By Laura & Hal Mahan
Finally, we are seeing rain today as we write this article for the November issue. Much needed rain! The first part of October has been dry and unseasonably warm. Fall is wildfire season here, and conditions have been dry enough to elicit warnings from fire officials to take extra precautions. Those of us who lived here in November, 2016, recall the “Party Rock” fire that burned for days near Lake Lure and Chimney Rock and sent billows of acrid smoke to the west, making some days quite uncomfortable to be outdoors. Closer to the fires, evacuations were mandated and some roads were closed. Peaking at just over 7,000 acres, the Party Rock fire required the assistance of more than 170 fire departments from around the state. To the west in Gatlinburg and the Great Smoky Mountains National Park, a horrific wildfire on November 28, 2016, burned much of the city, took 14 human lives and caused more than $500 million in damages.

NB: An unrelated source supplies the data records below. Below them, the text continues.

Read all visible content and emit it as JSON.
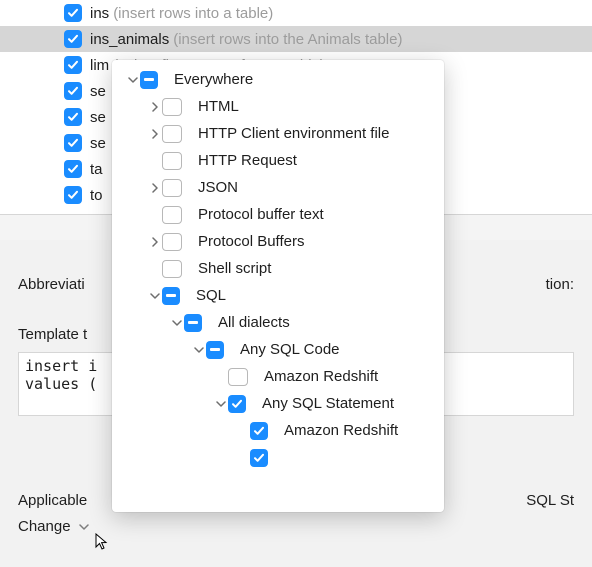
{
  "templates": [
    {
      "name": "ins",
      "desc": "(insert rows into a table)"
    },
    {
      "name": "ins_animals",
      "desc": "(insert rows into the Animals table)"
    },
    {
      "name": "lim",
      "desc": "(select first N rows from a table)"
    },
    {
      "name": "se"
    },
    {
      "name": "se"
    },
    {
      "name": "se"
    },
    {
      "name": "ta"
    },
    {
      "name": "to"
    }
  ],
  "detail": {
    "abbreviation_label": "Abbreviati",
    "description_tail": "tion:",
    "template_text_label": "Template t",
    "truncated_ble": "ble)",
    "code_line1": "insert i",
    "code_line2": "values (",
    "applicable_label": "Applicable",
    "context_tail": "SQL St",
    "change_label": "Change"
  },
  "tree": {
    "everywhere": "Everywhere",
    "html": "HTML",
    "http_env": "HTTP Client environment file",
    "http_request": "HTTP Request",
    "json": "JSON",
    "protobuf_text": "Protocol buffer text",
    "protobuf": "Protocol Buffers",
    "shell": "Shell script",
    "sql": "SQL",
    "all_dialects": "All dialects",
    "any_sql_code": "Any SQL Code",
    "redshift": "Amazon Redshift",
    "any_sql_statement": "Any SQL Statement"
  }
}
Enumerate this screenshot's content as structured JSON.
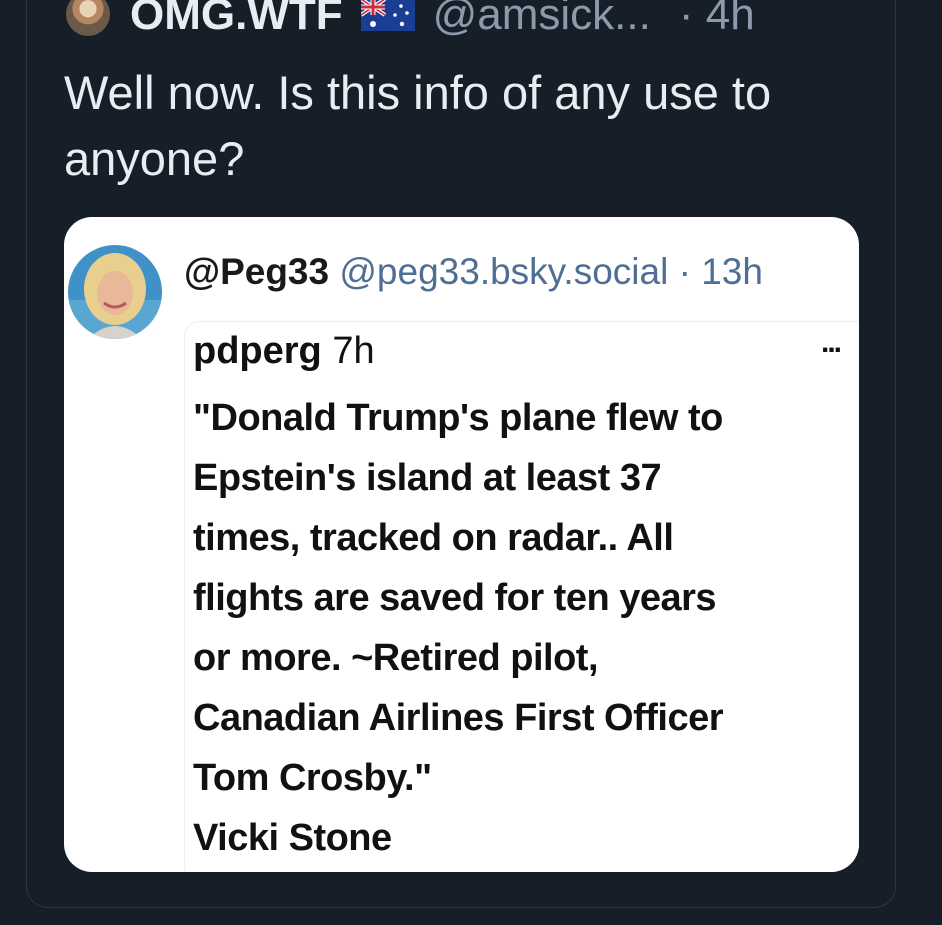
{
  "post": {
    "author_name": "OMG.WTF",
    "author_flag": "australia-flag-icon",
    "author_handle": "@amsick...",
    "time": "· 4h",
    "text": "Well now. Is this info of any use to anyone?"
  },
  "quote": {
    "name": "@Peg33",
    "handle": "@peg33.bsky.social",
    "time": "· 13h",
    "embedded": {
      "user": "pdperg",
      "time": "7h",
      "more": "...",
      "lines": [
        "\"Donald Trump's plane flew to",
        "Epstein's island at least 37",
        "times, tracked on radar.. All",
        "flights are saved for ten years",
        "or more. ~Retired pilot,",
        "Canadian Airlines First Officer",
        "Tom Crosby.\"",
        "Vicki Stone"
      ]
    }
  },
  "colors": {
    "background": "#161e28",
    "primary_text": "#e8edf3",
    "secondary_text": "#8d9aab",
    "quote_link": "#4f6e93"
  }
}
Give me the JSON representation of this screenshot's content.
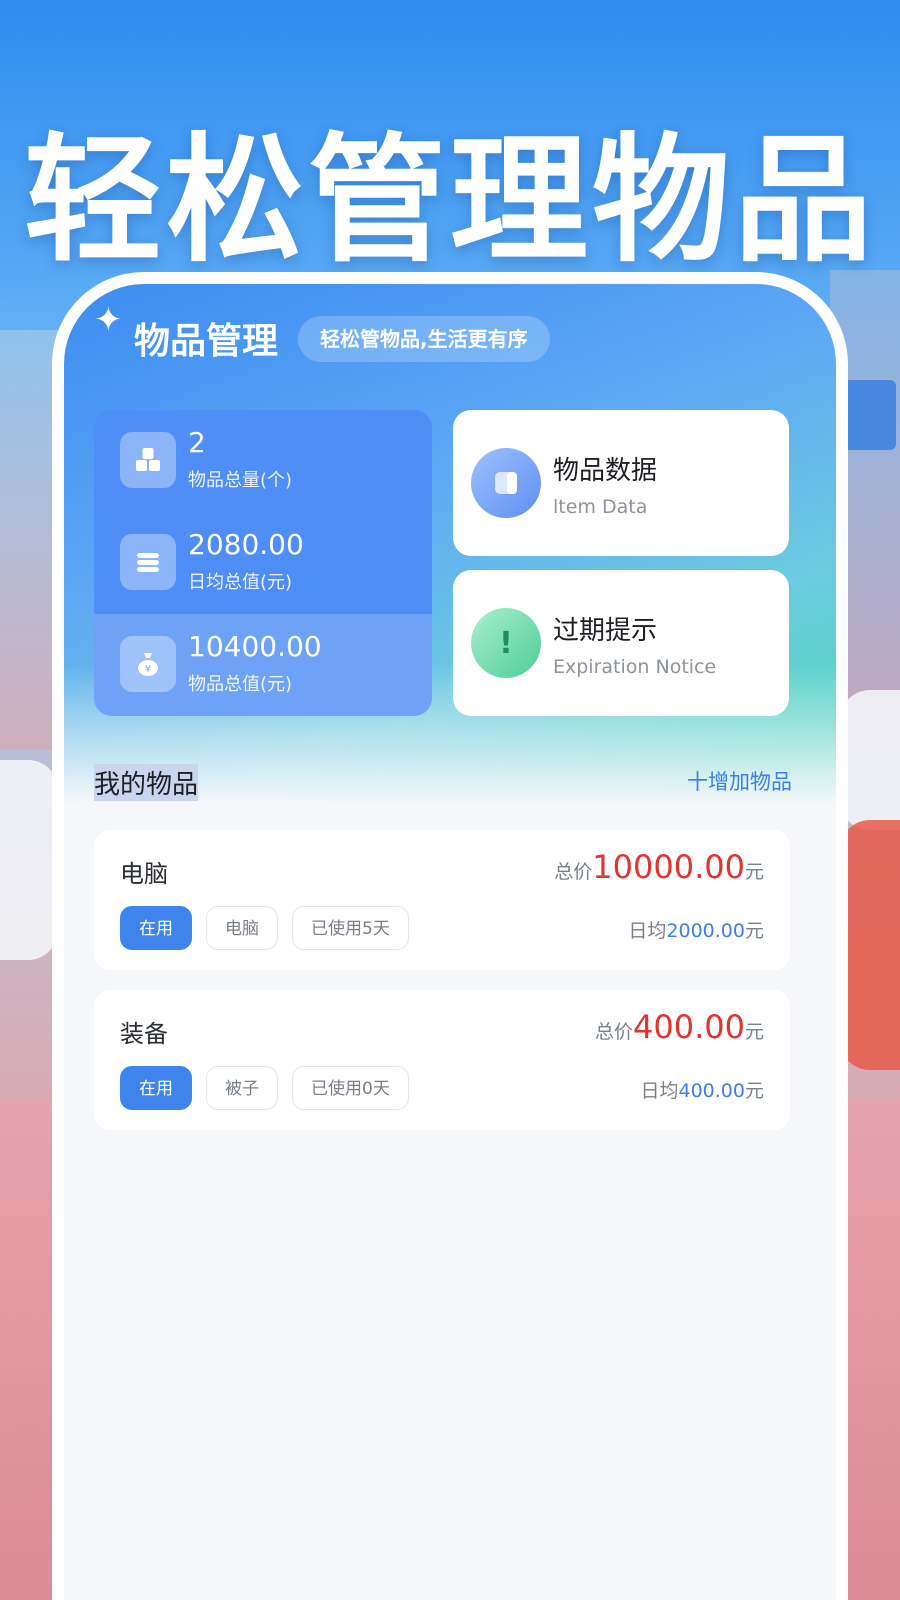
{
  "headline": "轻松管理物品",
  "app": {
    "title": "物品管理",
    "slogan": "轻松管物品,生活更有序"
  },
  "stats": [
    {
      "value": "2",
      "label": "物品总量(个)",
      "icon": "boxes-icon"
    },
    {
      "value": "2080.00",
      "label": "日均总值(元)",
      "icon": "coin-stack-icon"
    },
    {
      "value": "10400.00",
      "label": "物品总值(元)",
      "icon": "money-bag-icon"
    }
  ],
  "features": [
    {
      "title": "物品数据",
      "subtitle": "ltem Data",
      "icon": "document-icon"
    },
    {
      "title": "过期提示",
      "subtitle": "Expiration Notice",
      "icon": "alert-icon"
    }
  ],
  "section": {
    "title": "我的物品",
    "add_label": "十增加物品"
  },
  "items": [
    {
      "name": "电脑",
      "total_prefix": "总价",
      "total_price": "10000.00",
      "total_unit": "元",
      "tags": [
        "在用",
        "电脑",
        "已使用5天"
      ],
      "daily_prefix": "日均",
      "daily_price": "2000.00",
      "daily_unit": "元"
    },
    {
      "name": "装备",
      "total_prefix": "总价",
      "total_price": "400.00",
      "total_unit": "元",
      "tags": [
        "在用",
        "被子",
        "已使用0天"
      ],
      "daily_prefix": "日均",
      "daily_price": "400.00",
      "daily_unit": "元"
    }
  ],
  "colors": {
    "primary": "#3e84ec",
    "price_red": "#e0342f",
    "stats_card": "#4f8ef6"
  }
}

Regular fires have been a part of our landscape for thousands of years. For the past 100 years, fire suppression has been the rule of the day. Obviously a necessity where human lives and structures are concerned, fire suppression also has resulted in changes in the natural environment. Leaves, sticks and dead trees fall to the forest floor and accumulate instead of being regularly burned and returned to the soil. As more material accumulates, the danger of wildfire increases. For this reason, scientists and land managers work together to organize “controlled burns” in some natural areas. Conditions must be perfect for burning some of this extra material from the forest floor without allowing the purposeful fire to escape their control. Burn managers hope for some wind to carry the smoke away, but not so much as to spread the fire out of bounds, as well as conditions dry enough to burn without being so dry that the fire burns too hot. The hope is not only to prevent severe wildfires in the future in these areas but also to encourage plant communities (and associated wildlife) that thrive in areas that are sporadically burned.
Fire biology is an extremely complex science. There are many questions to ask and many variables to study. What trees were killed? What species will return first? Are some species gone from the severely burned landscapes for good?
One of the most fascinating trees found only here in the southern and central Appalachians is the Table Mountain Pine. This gnarled and stunted-looking tree is found on rocky outcrops with shallow soil. Its distinctive cones remain on the tree for many years. The cones are armed with alarmingly sharp and long prickles, but that is not their only distinction. The cone of the Table Mountain Pine actually requires a good, hot fire to release its precious store of seeds. Heat from a fire melts the resin that glues the cones closed. The seeds are then released into an environment that has been burned clean of vegetation, giving it a headstart before competition arrives. Biologists refer to this as “serotiny,” when seed release is tied to an environmental trigger such as fire. This is just one of the many fascinating tools in Mother Nature’s toolbox!